Optimal budget-balanced ranking mechanisms to assign identical objects

Abstract

Strategy-proof and budget-balanced ranking mechanisms assign q units of an object to n agents. The efficiency loss is the largest ratio of surplus loss to efficient surplus, over all profiles of nonnegative valuations.
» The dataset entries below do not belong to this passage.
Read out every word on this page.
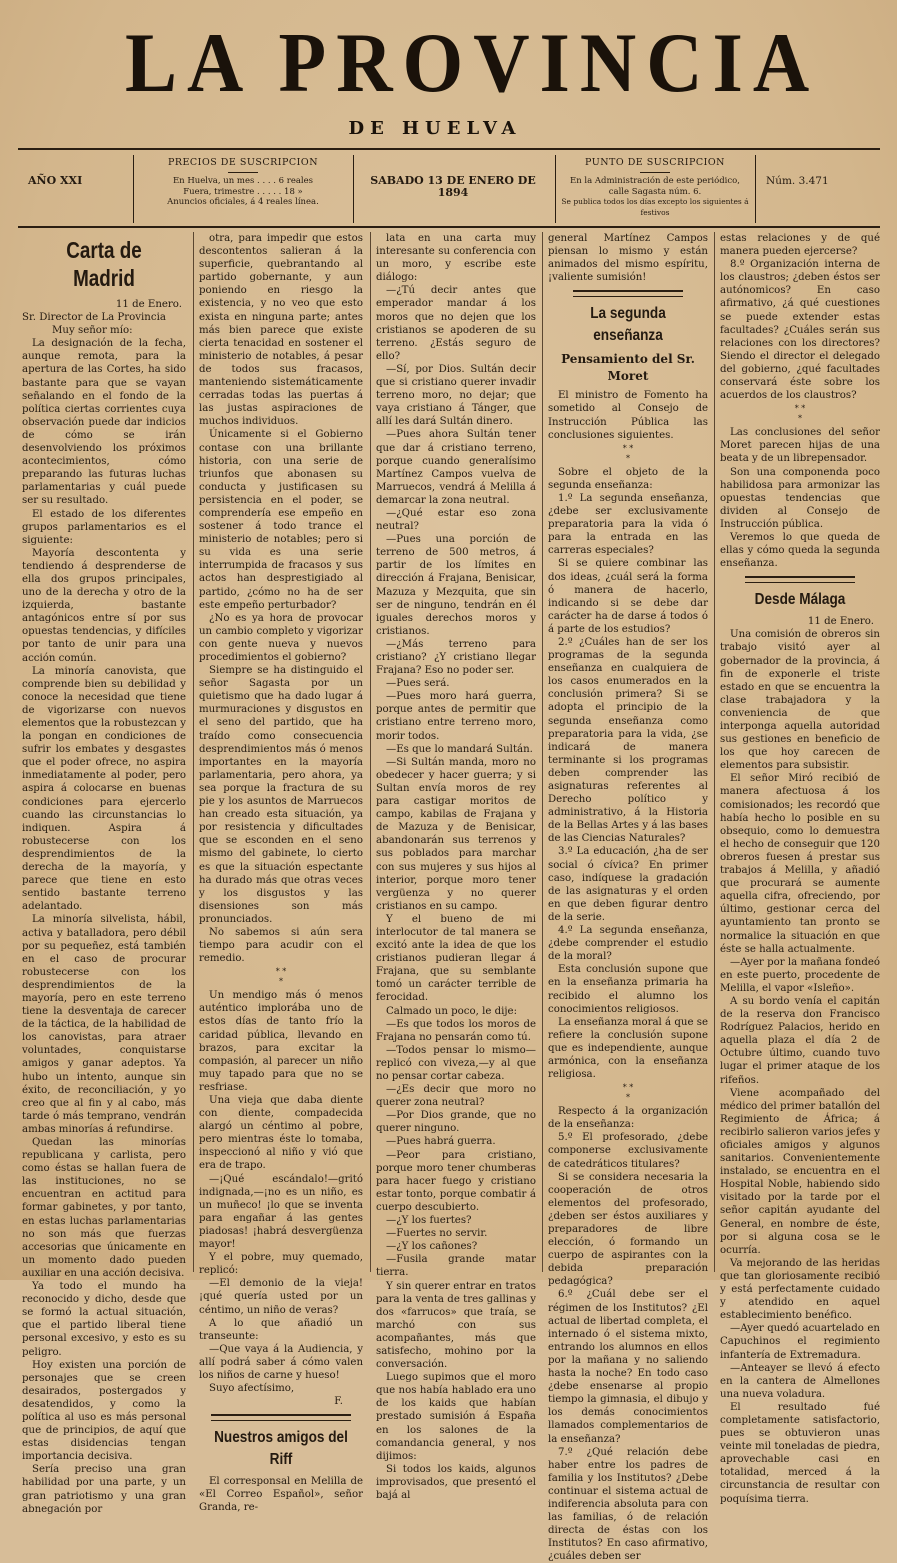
LA PROVINCIA
DE HUELVA
AÑO XXI
PRECIOS DE SUSCRIPCION
En Huelva, un mes . . . . 6 reales
Fuera, trimestre . . . . . 18 »
Anuncios oficiales, á 4 reales línea.
SABADO 13 DE ENERO DE 1894
PUNTO DE SUSCRIPCION
En la Administración de este periódico,
calle Sagasta núm. 6.
Se publica todos los días excepto los siguientes á festivos
Núm. 3.471
Carta de Madrid
11 de Enero.
Sr. Director de La Provincia
Muy señor mío:

La designación de la fecha, aunque remota, para la apertura de las Cortes, ha sido bastante para que se vayan señalando en el fondo de la política ciertas corrientes cuya observación puede dar indicios de cómo se irán desenvolviendo los próximos acontecimientos, cómo preparando las futuras luchas parlamentarias y cuál puede ser su resultado.

El estado de los diferentes grupos parlamentarios es el siguiente:

Mayoría descontenta y tendiendo á desprenderse de ella dos grupos principales, uno de la derecha y otro de la izquierda, bastante antagónicos entre sí por sus opuestas tendencias, y difíciles por tanto de unir para una acción común.

La minoría canovista, que comprende bien su debilidad y conoce la necesidad que tiene de vigorizarse con nuevos elementos que la robustezcan y la pongan en condiciones de sufrir los embates y desgastes que el poder ofrece, no aspira inmediatamente al poder, pero aspira á colocarse en buenas condiciones para ejercerlo cuando las circunstancias lo indiquen. Aspira á robustecerse con los desprendimientos de la derecha de la mayoría, y parece que tiene en esto sentido bastante terreno adelantado.

La minoría silvelista, hábil, activa y batalladora, pero débil por su pequeñez, está también en el caso de procurar robustecerse con los desprendimientos de la mayoría, pero en este terreno tiene la desventaja de carecer de la táctica, de la habilidad de los canovistas, para atraer voluntades, conquistarse amigos y ganar adeptos. Ya hubo un intento, aunque sin éxito, de reconciliación, y yo creo que al fin y al cabo, más tarde ó más temprano, vendrán ambas minorías á refundirse.

Quedan las minorías republicana y carlista, pero como éstas se hallan fuera de las instituciones, no se encuentran en actitud para formar gabinetes, y por tanto, en estas luchas parlamentarias no son más que fuerzas accesorias que únicamente en un momento dado pueden auxiliar en una acción decisiva.

Ya todo el mundo ha reconocido y dicho, desde que se formó la actual situación, que el partido liberal tiene personal excesivo, y esto es su peligro.

Hoy existen una porción de personajes que se creen desairados, postergados y desatendidos, y como la política al uso es más personal que de principios, de aquí que estas disidencias tengan importancia decisiva.

Sería preciso una gran habilidad por una parte, y un gran patriotismo y una gran abnegación por

otra, para impedir que estos descontentos salieran á la superficie, quebrantando al partido gobernante, y aun poniendo en riesgo la existencia, y no veo que esto exista en ninguna parte; antes más bien parece que existe cierta tenacidad en sostener el ministerio de notables, á pesar de todos sus fracasos, manteniendo sistemáticamente cerradas todas las puertas á las justas aspiraciones de muchos individuos.

Únicamente si el Gobierno contase con una brillante historia, con una serie de triunfos que abonasen su conducta y justificasen su persistencia en el poder, se comprendería ese empeño en sostener á todo trance el ministerio de notables; pero si su vida es una serie interrumpida de fracasos y sus actos han desprestigiado al partido, ¿cómo no ha de ser este empeño perturbador?

¿No es ya hora de provocar un cambio completo y vigorizar con gente nueva y nuevos procedimientos el gobierno?

Siempre se ha distinguido el señor Sagasta por un quietismo que ha dado lugar á murmuraciones y disgustos en el seno del partido, que ha traído como consecuencia desprendimientos más ó menos importantes en la mayoría parlamentaria, pero ahora, ya sea porque la fractura de su pie y los asuntos de Marruecos han creado esta situación, ya por resistencia y dificultades que se esconden en el seno mismo del gabinete, lo cierto es que la situación espectante ha durado más que otras veces y los disgustos y las disensiones son más pronunciados.

No sabemos si aún sera tiempo para acudir con el remedio.

* *
*

Un mendigo más ó menos auténtico implorába uno de estos días de tanto frío la caridad pública, llevando en brazos, para excitar la compasión, al parecer un niño muy tapado para que no se resfriase.

Una vieja que daba diente con diente, compadecida alargó un céntimo al pobre, pero mientras éste lo tomaba, inspeccionó al niño y vió que era de trapo.

—¡Qué escándalo!—gritó indignada,—¡no es un niño, es un muñeco! ¡lo que se inventa para engañar á las gentes piadosas! ¡habrá desvergüenza mayor!

Y el pobre, muy quemado, replicó:

—El demonio de la vieja! ¡qué quería usted por un céntimo, un niño de veras?

A lo que añadió un transeunte:

—Que vaya á la Audiencia, y allí podrá saber á cómo valen los niños de carne y hueso!

Suyo afectísimo,

F.
Nuestros amigos del Riff

El corresponsal en Melilla de «El Correo Español», señor Granda, re-

lata en una carta muy interesante su conferencia con un moro, y escribe este diálogo:

—¿Tú decir antes que emperador mandar á los moros que no dejen que los cristianos se apoderen de su terreno. ¿Estás seguro de ello?

—Sí, por Dios. Sultán decir que si cristiano querer invadir terreno moro, no dejar; que vaya cristiano á Tánger, que allí les dará Sultán dinero.

—Pues ahora Sultán tener que dar á cristiano terreno, porque cuando generalísimo Martínez Campos vuelva de Marruecos, vendrá á Melilla á demarcar la zona neutral.

—¿Qué estar eso zona neutral?

—Pues una porción de terreno de 500 metros, á partir de los límites en dirección á Frajana, Benisicar, Mazuza y Mezquita, que sin ser de ninguno, tendrán en él iguales derechos moros y cristianos.

—¿Más terreno para cristiano? ¿Y cristiano llegar Frajana? Eso no poder ser.

—Pues será.

—Pues moro hará guerra, porque antes de permitir que cristiano entre terreno moro, morir todos.

—Es que lo mandará Sultán.

—Si Sultán manda, moro no obedecer y hacer guerra; y si Sultan envía moros de rey para castigar moritos de campo, kabilas de Frajana y de Mazuza y de Benisicar, abandonarán sus terrenos y sus poblados para marchar con sus mujeres y sus hijos al interior, porque moro tener vergüenza y no querer cristianos en su campo.

Y el bueno de mi interlocutor de tal manera se excitó ante la idea de que los cristianos pudieran llegar á Frajana, que su semblante tomó un carácter terrible de ferocidad.

Calmado un poco, le dije:

—Es que todos los moros de Frajana no pensarán como tú.

—Todos pensar lo mismo—replicó con viveza,—y al que no pensar cortar cabeza.

—¿Es decir que moro no querer zona neutral?

—Por Dios grande, que no querer ninguno.

—Pues habrá guerra.

—Peor para cristiano, porque moro tener chumberas para hacer fuego y cristiano estar tonto, porque combatir á cuerpo descubierto.

—¿Y los fuertes?

—Fuertes no servir.

—¿Y los cañones?

—Fusila grande matar tierra.

Y sin querer entrar en tratos para la venta de tres gallinas y dos «farrucos» que traía, se marchó con sus acompañantes, más que satisfecho, mohino por la conversación.

Luego supimos que el moro que nos había hablado era uno de los kaids que habían prestado sumisión á España en los salones de la comandancia general, y nos dijimos:

Si todos los kaids, algunos improvisados, que presentó el bajá al

general Martínez Campos piensan lo mismo y están animados del mismo espíritu, ¡valiente sumisión!

La segunda enseñanza
Pensamiento del Sr. Moret

El ministro de Fomento ha sometido al Consejo de Instrucción Pública las conclusiones siguientes.

* *
*

Sobre el objeto de la segunda enseñanza:

1.º La segunda enseñanza, ¿debe ser exclusivamente preparatoria para la vida ó para la entrada en las carreras especiales?

Si se quiere combinar las dos ideas, ¿cuál será la forma ó manera de hacerlo, indicando si se debe dar carácter ha de darse á todos ó á parte de los estudios?

2.º ¿Cuáles han de ser los programas de la segunda enseñanza en cualquiera de los casos enumerados en la conclusión primera? Si se adopta el principio de la segunda enseñanza como preparatoria para la vida, ¿se indicará de manera terminante si los programas deben comprender las asignaturas referentes al Derecho político y administrativo, á la Historia de la Bellas Artes y á las bases de las Ciencias Naturales?

3.º La educación, ¿ha de ser social ó cívica? En primer caso, indíquese la gradación de las asignaturas y el orden en que deben figurar dentro de la serie.

4.º La segunda enseñanza, ¿debe comprender el estudio de la moral?

Esta conclusión supone que en la enseñanza primaria ha recibido el alumno los conocimientos religiosos.

La enseñanza moral á que se refiere la conclusión supone que es independiente, aunque armónica, con la enseñanza religiosa.

* *
*

Respecto á la organización de la enseñanza:

5.º El profesorado, ¿debe componerse exclusivamente de catedráticos titulares?

Si se considera necesaria la cooperación de otros elementos del profesorado, ¿deben ser éstos auxiliares y preparadores de libre elección, ó formando un cuerpo de aspirantes con la debida preparación pedagógica?

6.º ¿Cuál debe ser el régimen de los Institutos? ¿El actual de libertad completa, el internado ó el sistema mixto, entrando los alumnos en ellos por la mañana y no saliendo hasta la noche? En todo caso ¿debe ensenarse al propio tiempo la gimnasia, el dibujo y los demás conocimientos llamados complementarios de la enseñanza?

7.º ¿Qué relación debe haber entre los padres de familia y los Institutos? ¿Debe continuar el sistema actual de indiferencia absoluta para con las familias, ó de relación directa de éstas con los Institutos? En caso afirmativo, ¿cuáles deben ser

estas relaciones y de qué manera pueden ejercerse?

8.º Organización interna de los claustros; ¿deben éstos ser autónomicos? En caso afirmativo, ¿á qué cuestiones se puede extender estas facultades? ¿Cuáles serán sus relaciones con los directores? Siendo el director el delegado del gobierno, ¿qué facultades conservará éste sobre los acuerdos de los claustros?

* *
*

Las conclusiones del señor Moret parecen hijas de una beata y de un librepensador.

Son una componenda poco habilidosa para armonizar las opuestas tendencias que dividen al Consejo de Instrucción pública.

Veremos lo que queda de ellas y cómo queda la segunda enseñanza.

Desde Málaga
11 de Enero.

Una comisión de obreros sin trabajo visitó ayer al gobernador de la provincia, á fin de exponerle el triste estado en que se encuentra la clase trabajadora y la conveniencia de que interponga aquella autoridad sus gestiones en beneficio de los que hoy carecen de elementos para subsistir.

El señor Miró recibió de manera afectuosa á los comisionados; les recordó que había hecho lo posible en su obsequio, como lo demuestra el hecho de conseguir que 120 obreros fuesen á prestar sus trabajos á Melilla, y añadió que procurará se aumente aquella cifra, ofreciendo, por último, gestionar cerca del ayuntamiento tan pronto se normalice la situación en que éste se halla actualmente.

—Ayer por la mañana fondeó en este puerto, procedente de Melilla, el vapor «Isleño».

A su bordo venía el capitán de la reserva don Francisco Rodríguez Palacios, herido en aquella plaza el día 2 de Octubre último, cuando tuvo lugar el primer ataque de los rifeños.

Viene acompañado del médico del primer batallón del Regimiento de África; á recibirlo salieron varios jefes y oficiales amigos y algunos sanitarios. Convenientemente instalado, se encuentra en el Hospital Noble, habiendo sido visitado por la tarde por el señor capitán ayudante del General, en nombre de éste, por si alguna cosa se le ocurría.

Va mejorando de las heridas que tan gloriosamente recibió y está perfectamente cuidado y atendido en aquel establecimiento benéfico.

—Ayer quedó acuartelado en Capuchinos el regimiento infantería de Extremadura.

—Anteayer se llevó á efecto en la cantera de Almellones una nueva voladura.

El resultado fué completamente satisfactorio, pues se obtuvieron unas veinte mil toneladas de piedra, aprovechable casi en totalidad, merced á la circunstancia de resultar con poquísima tierra.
The smallest efficiency loss is achieved by the following allocation rule: for $$q\le \lfloor \frac{n}{2}\rfloor $$ , assign one object to each of the $$q-1$$ top ranked agents, a substantial probability of one object to the qth ranked agent, and distribute the remaining probability equally to a group of agents ranked behind the qth agent; for $$q>\lfloor \frac{n}{2}\rfloor $$ , assign a small probability to the $$(q+1)$$ th ranked agent, an equally substantial probability to a group of agents ranked immediately before the $$(q+1)$$ th agent, and one object to each of the agent ranked before the group. In both cases, the size of the “equal group” depends on q and n. Suppose $$\frac{q}{n}$$ is fixed and $$\frac{q}{n}\ne \frac{1}{2}$$ , then as q and n increase, the smallest efficiency loss tends to zero exponentially. Participation is voluntary in the above mechanisms only when q is smaller than a threshold that depends on n.